The reader, perhaps, will have recognized the baron from the description of him already given, and will know at once that he told Frieda the truth when he said he was a pard of Buffalo Bill’s.
The baron had been sojourning at Yuma—not in the penitentiary, as Bernritter insinuated—but in one of the town’s best hotels.
He had received a telegram saying that the scout would be in Phœnix at a certain time, and he had started for Phœnix. After several days of leisurely travel, halting betimes at ranches and settlements, Fate directed the German to the Three-ply Mine.
It was the baron’s intention to halt at the Three-ply merely long enough to water his horse and himself, and inquire his most direct road to his destination. But Frieda came out to give him his directions, and the baron’s heart began to pound like a trip-hammer.
Instead of asking which way he ought to go, the baron inquired if he could stay in the camp for a day or two, paying good money for his accommodation.FrauSchlagel, Frieda’s mother, kept all such money as her own perquisite, and the doughty baron was made welcome.

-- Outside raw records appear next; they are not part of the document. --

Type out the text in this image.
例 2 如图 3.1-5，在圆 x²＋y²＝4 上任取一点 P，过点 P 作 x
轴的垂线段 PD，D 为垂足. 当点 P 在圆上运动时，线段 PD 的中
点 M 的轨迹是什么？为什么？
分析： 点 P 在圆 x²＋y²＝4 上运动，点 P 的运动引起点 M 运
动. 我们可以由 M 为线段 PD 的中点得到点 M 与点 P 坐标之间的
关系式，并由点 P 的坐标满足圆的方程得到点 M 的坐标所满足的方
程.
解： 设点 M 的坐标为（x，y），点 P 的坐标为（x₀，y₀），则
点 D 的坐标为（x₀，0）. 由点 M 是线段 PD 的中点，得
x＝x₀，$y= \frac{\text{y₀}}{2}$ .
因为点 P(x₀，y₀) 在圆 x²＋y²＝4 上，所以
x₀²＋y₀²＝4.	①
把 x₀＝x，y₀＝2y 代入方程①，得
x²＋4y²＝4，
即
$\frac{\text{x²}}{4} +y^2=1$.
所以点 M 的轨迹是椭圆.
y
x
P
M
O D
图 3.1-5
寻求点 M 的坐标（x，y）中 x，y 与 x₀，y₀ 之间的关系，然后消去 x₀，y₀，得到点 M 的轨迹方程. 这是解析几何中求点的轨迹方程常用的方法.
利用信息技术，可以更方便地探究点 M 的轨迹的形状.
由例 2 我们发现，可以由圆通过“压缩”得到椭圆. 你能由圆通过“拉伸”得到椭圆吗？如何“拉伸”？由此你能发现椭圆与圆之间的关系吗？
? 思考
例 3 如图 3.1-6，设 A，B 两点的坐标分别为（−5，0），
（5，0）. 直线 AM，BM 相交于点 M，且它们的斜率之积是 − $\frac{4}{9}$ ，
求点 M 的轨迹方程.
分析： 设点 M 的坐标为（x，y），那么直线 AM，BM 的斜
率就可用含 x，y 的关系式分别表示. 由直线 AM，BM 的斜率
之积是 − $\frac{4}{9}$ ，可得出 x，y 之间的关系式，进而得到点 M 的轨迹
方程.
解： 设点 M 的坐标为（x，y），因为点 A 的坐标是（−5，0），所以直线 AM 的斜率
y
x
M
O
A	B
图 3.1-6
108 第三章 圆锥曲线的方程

He stayed four days, and hung about the chuck-shanty nearly the entire time.
The baron wanted Frieda to become Mrs. Von Schnitzenhauser.Frieda declined the honor, but she did it in such a way as to give the baron grounds for hope.
At any rate, the baron went off whistling “Die Wacht am Rhein,” and so pleased was he with himself, and so wrapped up in his future prospects, that he did not notice the unusual sagging of one of his saddle-bags.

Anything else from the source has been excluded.